In the OP’s scenario where massive blood loss is occurring, plasma, with its clotting factors can help buy some time, if one is also infusing large volumes of of crystalloid like saline, to keep blood pressure up.
But unless the loss of red blood cells is halted before they get too low, the patient will die.
The patient needs something to carry oxygen to the tissues, and the only thing available to 99.999999999% of patients in the world that can do that are red blood cells full of hemoglobin.
I celebrated my 17th birthday by donating blood for the first time, and donated every 8 weeks for a long time after that, but once I started having a lot of low blood sugar episodes from reactive hypoglycemia, and came very close to passing out after donating, my doctor thought I should stop. And now, some of my insomnia medications might keep me from donating, but that’s a more recent issue.
I did donate a little over a gallon before I had to stop.
I’m A+. Not a universal donor, but the most common type, so they liked me coming in too. After I had to stop, they kept calling me for a few years, even though I told them my doctor had advised me not to.

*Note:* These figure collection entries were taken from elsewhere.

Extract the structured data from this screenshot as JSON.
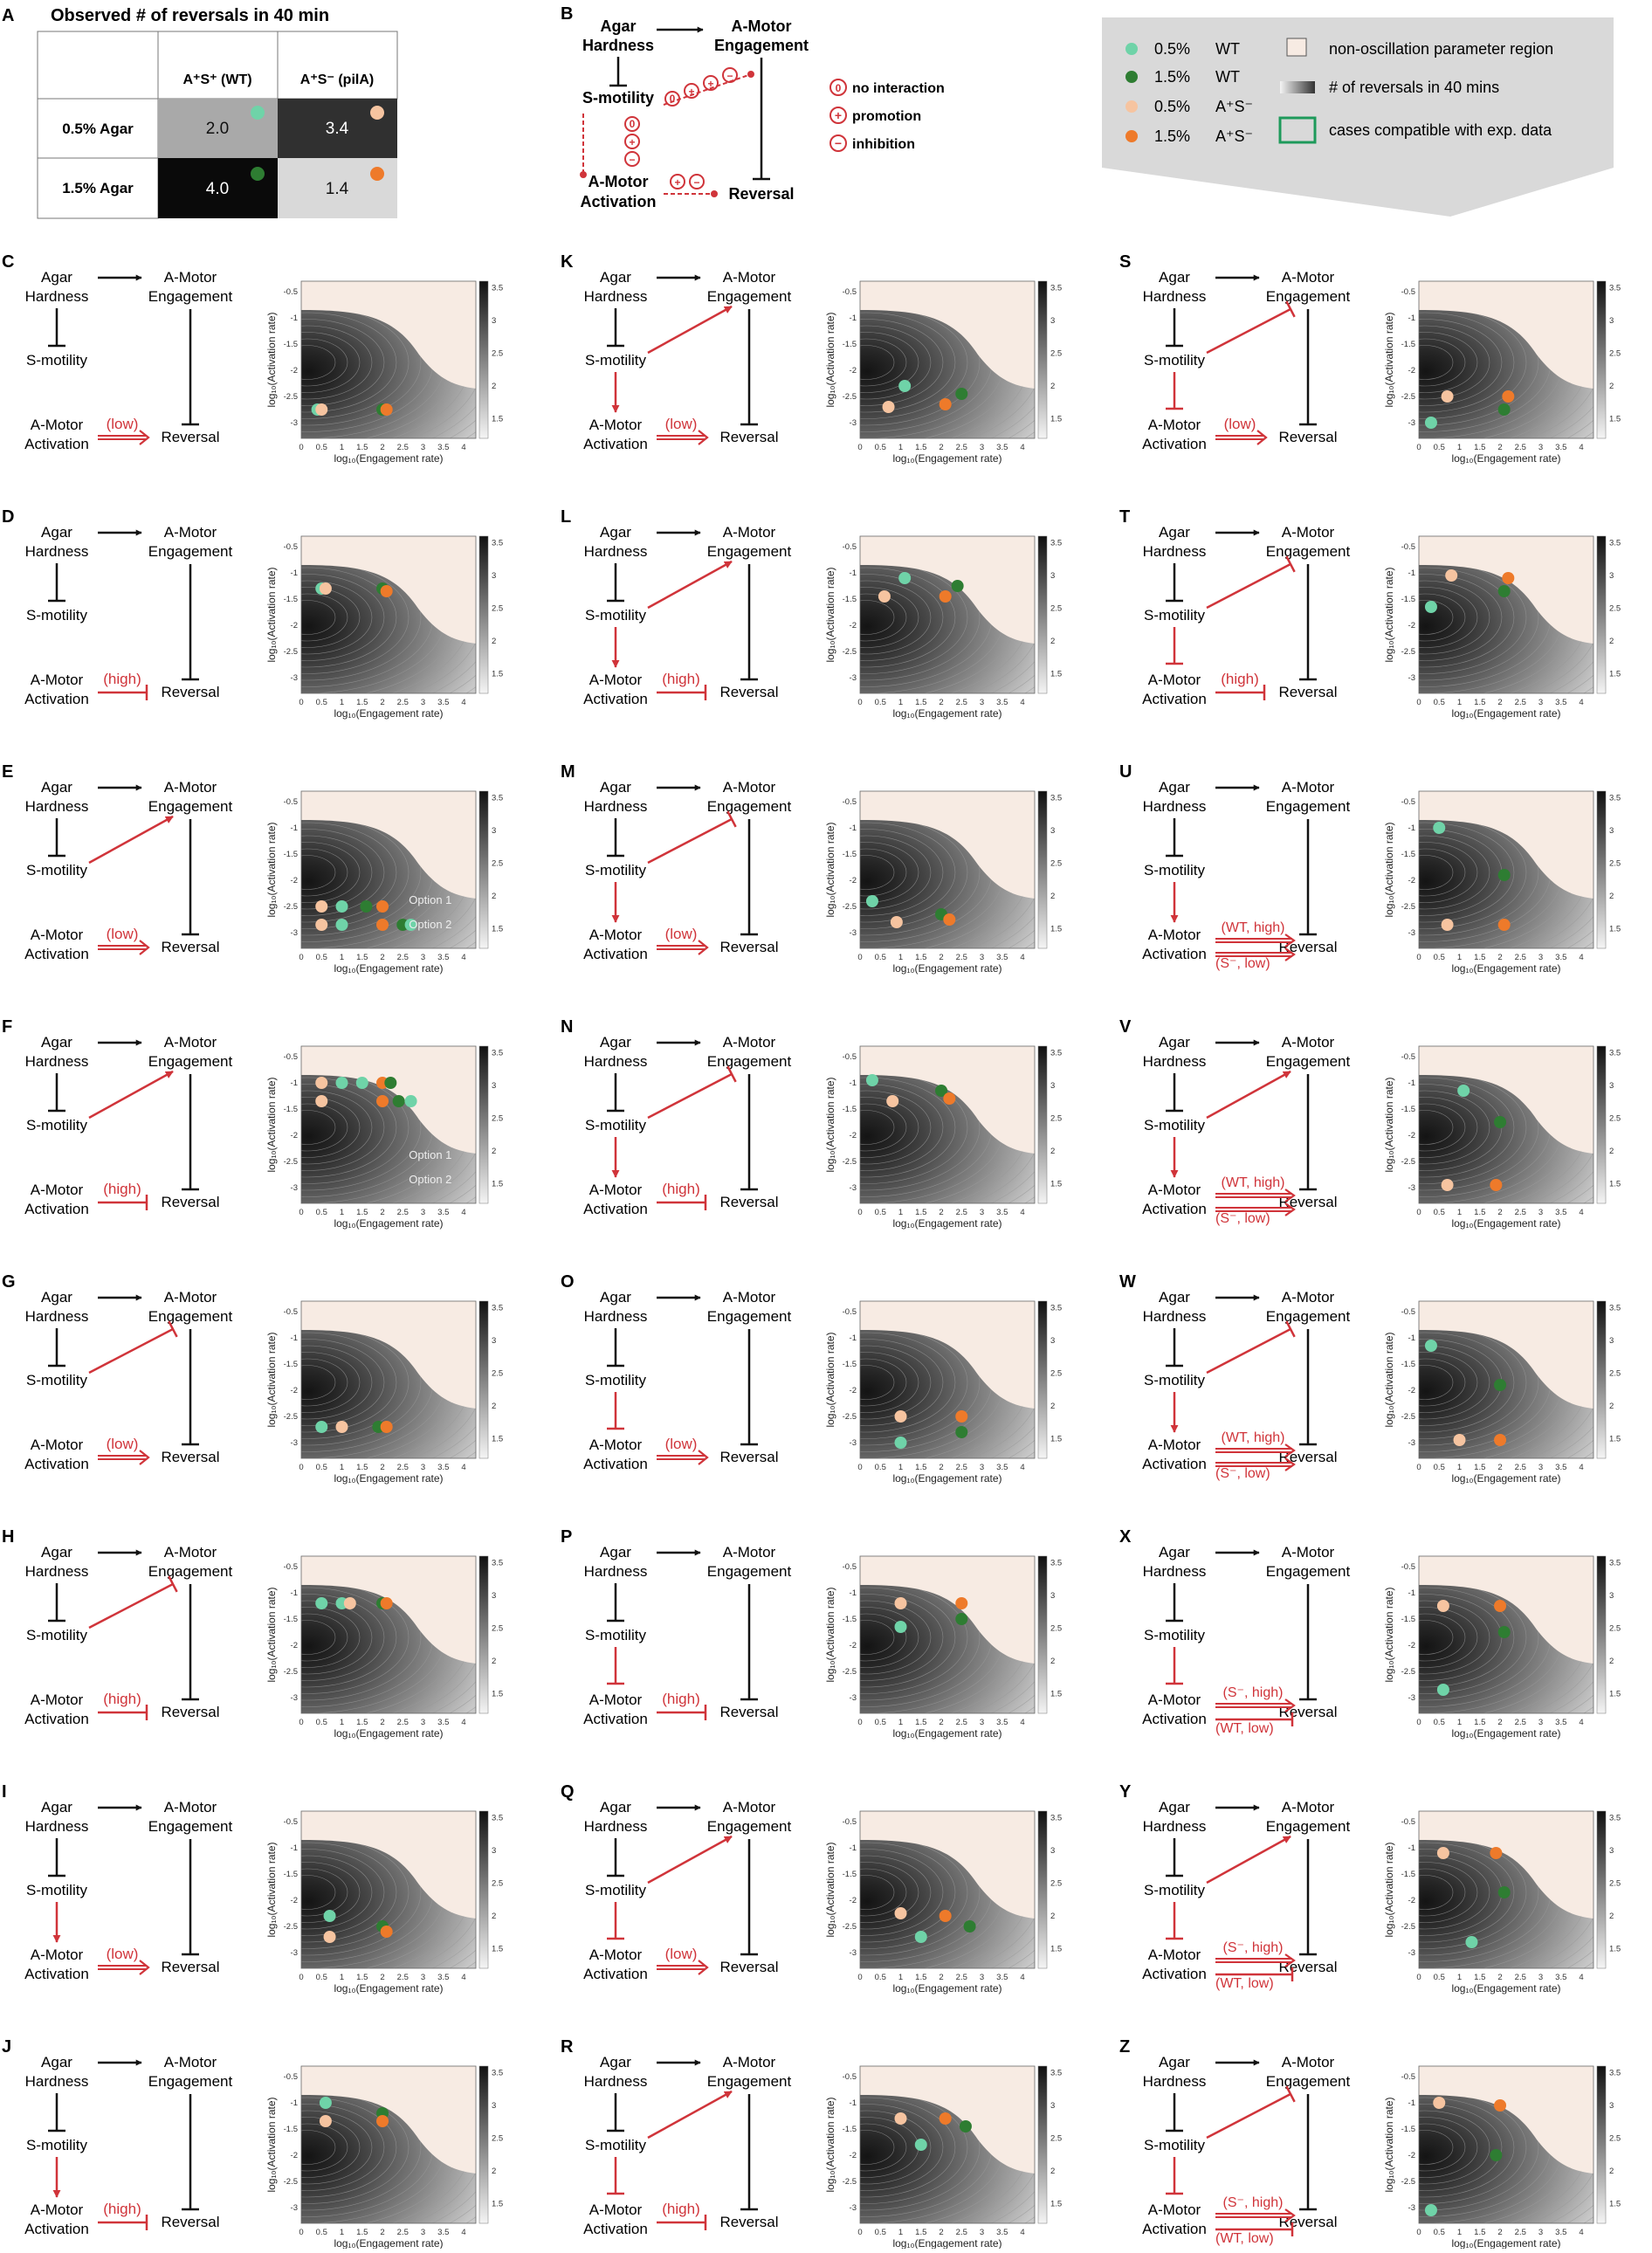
{
  "colors": {
    "wt05": "#6fd3a8",
    "wt15": "#2e7d32",
    "s05": "#f6c4a0",
    "s15": "#ee7a2a",
    "red": "#d0343a",
    "green_box": "#1e9a5b",
    "nonosc": "#f7ebe3"
  },
  "panelA": {
    "letter": "A",
    "title": "Observed # of reversals in 40 min",
    "col1": "A⁺S⁺ (WT)",
    "col2": "A⁺S⁻ (pilA)",
    "row1": "0.5% Agar",
    "row2": "1.5% Agar",
    "cells": [
      "2.0",
      "3.4",
      "4.0",
      "1.4"
    ]
  },
  "panelB": {
    "letter": "B",
    "agar": [
      "Agar",
      "Hardness"
    ],
    "engage": [
      "A-Motor",
      "Engagement"
    ],
    "smot": "S-motility",
    "activation": [
      "A-Motor",
      "Activation"
    ],
    "reversal": "Reversal",
    "leg_zero": "no interaction",
    "leg_plus": "promotion",
    "leg_minus": "inhibition"
  },
  "legend": {
    "items": [
      {
        "pct": "0.5%",
        "label": "WT"
      },
      {
        "pct": "1.5%",
        "label": "WT"
      },
      {
        "pct": "0.5%",
        "label": "A⁺S⁻"
      },
      {
        "pct": "1.5%",
        "label": "A⁺S⁻"
      }
    ],
    "nonosc": "non-oscillation parameter region",
    "gradient": "# of reversals in 40 mins",
    "compat": "cases compatible with exp. data"
  },
  "common": {
    "agar": [
      "Agar",
      "Hardness"
    ],
    "engage": [
      "A-Motor",
      "Engagement"
    ],
    "smot": "S-motility",
    "activation": [
      "A-Motor",
      "Activation"
    ],
    "reversal": "Reversal",
    "ylabel": "log₁₀(Activation rate)",
    "xlabel": "log₁₀(Engagement rate)",
    "xticks": [
      "0",
      "0.5",
      "1",
      "1.5",
      "2",
      "2.5",
      "3",
      "3.5",
      "4"
    ],
    "yticks": [
      "-0.5",
      "-1",
      "-1.5",
      "-2",
      "-2.5",
      "-3"
    ],
    "cbticks": [
      "3.5",
      "3",
      "2.5",
      "2",
      "1.5"
    ]
  },
  "panels": [
    {
      "letter": "C",
      "col": 0,
      "row": 0,
      "smEng": "none",
      "smAct": "none",
      "actType": "single",
      "labels": [
        "(low)"
      ],
      "dots": [
        [
          0.4,
          -2.75,
          "wt05"
        ],
        [
          0.5,
          -2.75,
          "s05"
        ],
        [
          2.0,
          -2.75,
          "wt15"
        ],
        [
          2.1,
          -2.75,
          "s15"
        ]
      ]
    },
    {
      "letter": "D",
      "col": 0,
      "row": 1,
      "smEng": "none",
      "smAct": "none",
      "actType": "single",
      "labels": [
        "(high)"
      ],
      "dots": [
        [
          0.5,
          -1.3,
          "wt05"
        ],
        [
          0.6,
          -1.3,
          "s05"
        ],
        [
          2.0,
          -1.3,
          "wt15"
        ],
        [
          2.1,
          -1.35,
          "s15"
        ]
      ]
    },
    {
      "letter": "E",
      "col": 0,
      "row": 2,
      "smEng": "arrow",
      "smAct": "none",
      "actType": "single",
      "labels": [
        "(low)"
      ],
      "options": [
        "Option 1",
        "Option 2"
      ],
      "dots": [
        [
          0.5,
          -2.5,
          "s05"
        ],
        [
          0.5,
          -2.85,
          "s05"
        ],
        [
          1.0,
          -2.5,
          "wt05"
        ],
        [
          1.0,
          -2.85,
          "wt05"
        ],
        [
          1.6,
          -2.5,
          "wt15"
        ],
        [
          2.0,
          -2.5,
          "s15"
        ],
        [
          2.0,
          -2.85,
          "s15"
        ],
        [
          2.5,
          -2.85,
          "wt15"
        ],
        [
          2.7,
          -2.85,
          "wt05"
        ]
      ]
    },
    {
      "letter": "F",
      "col": 0,
      "row": 3,
      "smEng": "arrow",
      "smAct": "none",
      "actType": "single",
      "labels": [
        "(high)"
      ],
      "options": [
        "Option 1",
        "Option 2"
      ],
      "dots": [
        [
          0.5,
          -1.0,
          "s05"
        ],
        [
          0.5,
          -1.35,
          "s05"
        ],
        [
          1.0,
          -1.0,
          "wt05"
        ],
        [
          1.5,
          -1.0,
          "wt05"
        ],
        [
          2.0,
          -1.0,
          "s15"
        ],
        [
          2.0,
          -1.35,
          "s15"
        ],
        [
          2.2,
          -1.0,
          "wt15"
        ],
        [
          2.4,
          -1.35,
          "wt15"
        ],
        [
          2.7,
          -1.35,
          "wt05"
        ]
      ]
    },
    {
      "letter": "G",
      "col": 0,
      "row": 4,
      "smEng": "inhib",
      "smAct": "none",
      "actType": "single",
      "labels": [
        "(low)"
      ],
      "dots": [
        [
          0.5,
          -2.7,
          "wt05"
        ],
        [
          1.0,
          -2.7,
          "s05"
        ],
        [
          1.9,
          -2.7,
          "wt15"
        ],
        [
          2.1,
          -2.7,
          "s15"
        ]
      ]
    },
    {
      "letter": "H",
      "col": 0,
      "row": 5,
      "smEng": "inhib",
      "smAct": "none",
      "actType": "single",
      "labels": [
        "(high)"
      ],
      "dots": [
        [
          0.5,
          -1.2,
          "wt05"
        ],
        [
          1.0,
          -1.2,
          "wt05"
        ],
        [
          1.2,
          -1.2,
          "s05"
        ],
        [
          2.0,
          -1.2,
          "wt15"
        ],
        [
          2.1,
          -1.2,
          "s15"
        ]
      ]
    },
    {
      "letter": "I",
      "col": 0,
      "row": 6,
      "smEng": "none",
      "smAct": "arrow",
      "actType": "single",
      "labels": [
        "(low)"
      ],
      "dots": [
        [
          0.7,
          -2.3,
          "wt05"
        ],
        [
          0.7,
          -2.7,
          "s05"
        ],
        [
          2.0,
          -2.5,
          "wt15"
        ],
        [
          2.1,
          -2.6,
          "s15"
        ]
      ]
    },
    {
      "letter": "J",
      "col": 0,
      "row": 7,
      "smEng": "none",
      "smAct": "arrow",
      "actType": "single",
      "labels": [
        "(high)"
      ],
      "dots": [
        [
          0.6,
          -1.0,
          "wt05"
        ],
        [
          0.6,
          -1.35,
          "s05"
        ],
        [
          2.0,
          -1.2,
          "wt15"
        ],
        [
          2.0,
          -1.35,
          "s15"
        ]
      ]
    },
    {
      "letter": "K",
      "col": 1,
      "row": 0,
      "smEng": "arrow",
      "smAct": "arrow",
      "actType": "single",
      "labels": [
        "(low)"
      ],
      "dots": [
        [
          1.1,
          -2.3,
          "wt05"
        ],
        [
          0.7,
          -2.7,
          "s05"
        ],
        [
          2.5,
          -2.45,
          "wt15"
        ],
        [
          2.1,
          -2.65,
          "s15"
        ]
      ]
    },
    {
      "letter": "L",
      "col": 1,
      "row": 1,
      "smEng": "arrow",
      "smAct": "arrow",
      "actType": "single",
      "labels": [
        "(high)"
      ],
      "dots": [
        [
          1.1,
          -1.1,
          "wt05"
        ],
        [
          0.6,
          -1.45,
          "s05"
        ],
        [
          2.4,
          -1.25,
          "wt15"
        ],
        [
          2.1,
          -1.45,
          "s15"
        ]
      ]
    },
    {
      "letter": "M",
      "col": 1,
      "row": 2,
      "smEng": "inhib",
      "smAct": "arrow",
      "actType": "single",
      "labels": [
        "(low)"
      ],
      "dots": [
        [
          0.3,
          -2.4,
          "wt05"
        ],
        [
          0.9,
          -2.8,
          "s05"
        ],
        [
          2.0,
          -2.65,
          "wt15"
        ],
        [
          2.2,
          -2.75,
          "s15"
        ]
      ]
    },
    {
      "letter": "N",
      "col": 1,
      "row": 3,
      "smEng": "inhib",
      "smAct": "arrow",
      "actType": "single",
      "labels": [
        "(high)"
      ],
      "dots": [
        [
          0.3,
          -0.95,
          "wt05"
        ],
        [
          0.8,
          -1.35,
          "s05"
        ],
        [
          2.0,
          -1.15,
          "wt15"
        ],
        [
          2.2,
          -1.3,
          "s15"
        ]
      ]
    },
    {
      "letter": "O",
      "col": 1,
      "row": 4,
      "smEng": "none",
      "smAct": "inhib",
      "actType": "single",
      "labels": [
        "(low)"
      ],
      "dots": [
        [
          1.0,
          -2.5,
          "s05"
        ],
        [
          1.0,
          -3.0,
          "wt05"
        ],
        [
          2.5,
          -2.5,
          "s15"
        ],
        [
          2.5,
          -2.8,
          "wt15"
        ]
      ]
    },
    {
      "letter": "P",
      "col": 1,
      "row": 5,
      "smEng": "none",
      "smAct": "inhib",
      "actType": "single",
      "labels": [
        "(high)"
      ],
      "dots": [
        [
          1.0,
          -1.2,
          "s05"
        ],
        [
          1.0,
          -1.65,
          "wt05"
        ],
        [
          2.5,
          -1.2,
          "s15"
        ],
        [
          2.5,
          -1.5,
          "wt15"
        ]
      ]
    },
    {
      "letter": "Q",
      "col": 1,
      "row": 6,
      "smEng": "arrow",
      "smAct": "inhib",
      "actType": "single",
      "labels": [
        "(low)"
      ],
      "dots": [
        [
          1.0,
          -2.25,
          "s05"
        ],
        [
          1.5,
          -2.7,
          "wt05"
        ],
        [
          2.1,
          -2.3,
          "s15"
        ],
        [
          2.7,
          -2.5,
          "wt15"
        ]
      ]
    },
    {
      "letter": "R",
      "col": 1,
      "row": 7,
      "smEng": "arrow",
      "smAct": "inhib",
      "actType": "single",
      "labels": [
        "(high)"
      ],
      "dots": [
        [
          1.0,
          -1.3,
          "s05"
        ],
        [
          1.5,
          -1.8,
          "wt05"
        ],
        [
          2.1,
          -1.3,
          "s15"
        ],
        [
          2.6,
          -1.45,
          "wt15"
        ]
      ]
    },
    {
      "letter": "S",
      "col": 2,
      "row": 0,
      "smEng": "inhib",
      "smAct": "inhib",
      "actType": "single",
      "labels": [
        "(low)"
      ],
      "dots": [
        [
          0.7,
          -2.5,
          "s05"
        ],
        [
          0.3,
          -3.0,
          "wt05"
        ],
        [
          2.2,
          -2.5,
          "s15"
        ],
        [
          2.1,
          -2.75,
          "wt15"
        ]
      ]
    },
    {
      "letter": "T",
      "col": 2,
      "row": 1,
      "smEng": "inhib",
      "smAct": "inhib",
      "actType": "single",
      "labels": [
        "(high)"
      ],
      "dots": [
        [
          0.8,
          -1.05,
          "s05"
        ],
        [
          0.3,
          -1.65,
          "wt05"
        ],
        [
          2.2,
          -1.1,
          "s15"
        ],
        [
          2.1,
          -1.35,
          "wt15"
        ]
      ]
    },
    {
      "letter": "U",
      "col": 2,
      "row": 2,
      "smEng": "none",
      "smAct": "arrow",
      "actType": "double",
      "labels": [
        "(WT, high)",
        "(S⁻, low)"
      ],
      "box": true,
      "dots": [
        [
          0.5,
          -1.0,
          "wt05"
        ],
        [
          2.1,
          -1.9,
          "wt15"
        ],
        [
          0.7,
          -2.85,
          "s05"
        ],
        [
          2.1,
          -2.85,
          "s15"
        ]
      ]
    },
    {
      "letter": "V",
      "col": 2,
      "row": 3,
      "smEng": "arrow",
      "smAct": "arrow",
      "actType": "double",
      "labels": [
        "(WT, high)",
        "(S⁻, low)"
      ],
      "box": true,
      "dots": [
        [
          1.1,
          -1.15,
          "wt05"
        ],
        [
          2.0,
          -1.75,
          "wt15"
        ],
        [
          0.7,
          -2.95,
          "s05"
        ],
        [
          1.9,
          -2.95,
          "s15"
        ]
      ]
    },
    {
      "letter": "W",
      "col": 2,
      "row": 4,
      "smEng": "inhib",
      "smAct": "arrow",
      "actType": "double",
      "labels": [
        "(WT, high)",
        "(S⁻, low)"
      ],
      "box": true,
      "dots": [
        [
          0.3,
          -1.15,
          "wt05"
        ],
        [
          2.0,
          -1.9,
          "wt15"
        ],
        [
          1.0,
          -2.95,
          "s05"
        ],
        [
          2.0,
          -2.95,
          "s15"
        ]
      ]
    },
    {
      "letter": "X",
      "col": 2,
      "row": 5,
      "smEng": "none",
      "smAct": "inhib",
      "actType": "doubleInh",
      "labels": [
        "(S⁻, high)",
        "(WT, low)"
      ],
      "dots": [
        [
          0.6,
          -1.25,
          "s05"
        ],
        [
          2.0,
          -1.25,
          "s15"
        ],
        [
          2.1,
          -1.75,
          "wt15"
        ],
        [
          0.6,
          -2.85,
          "wt05"
        ]
      ]
    },
    {
      "letter": "Y",
      "col": 2,
      "row": 6,
      "smEng": "arrow",
      "smAct": "inhib",
      "actType": "doubleInh",
      "labels": [
        "(S⁻, high)",
        "(WT, low)"
      ],
      "dots": [
        [
          0.6,
          -1.1,
          "s05"
        ],
        [
          1.9,
          -1.1,
          "s15"
        ],
        [
          2.1,
          -1.85,
          "wt15"
        ],
        [
          1.3,
          -2.8,
          "wt05"
        ]
      ]
    },
    {
      "letter": "Z",
      "col": 2,
      "row": 7,
      "smEng": "inhib",
      "smAct": "inhib",
      "actType": "doubleInh",
      "labels": [
        "(S⁻, high)",
        "(WT, low)"
      ],
      "dots": [
        [
          0.5,
          -1.0,
          "s05"
        ],
        [
          2.0,
          -1.05,
          "s15"
        ],
        [
          1.9,
          -2.0,
          "wt15"
        ],
        [
          0.3,
          -3.05,
          "wt05"
        ]
      ]
    }
  ]
}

When I was in pharmacy school in the early 1990s, we had to invent and write a marketing plan for a drug. You guessed it- one classmate proposed artificial blood, and another oral insulin.
My older-student friends and I all came up with joke products (which was certainly allowed); one of my friends had InSync, which made men want to dance, and another had GenderAid, which would enable a man to produce nothing but X or Y sperm depending on what kind of baby they wanted to have. Me? I had Xanthrix, a oral med which made hair blond. And yes, you could take it intermittently to make stripes if you wished.
Anyway, blood is a far more complicated organ (and yes, it is an organ, a liquid organ) than most people realize.
Fluosol! I think I saw it a time or two; the name is familiar.
Good story about the history of artificial blood, although not surprisingly, it’s quite technical.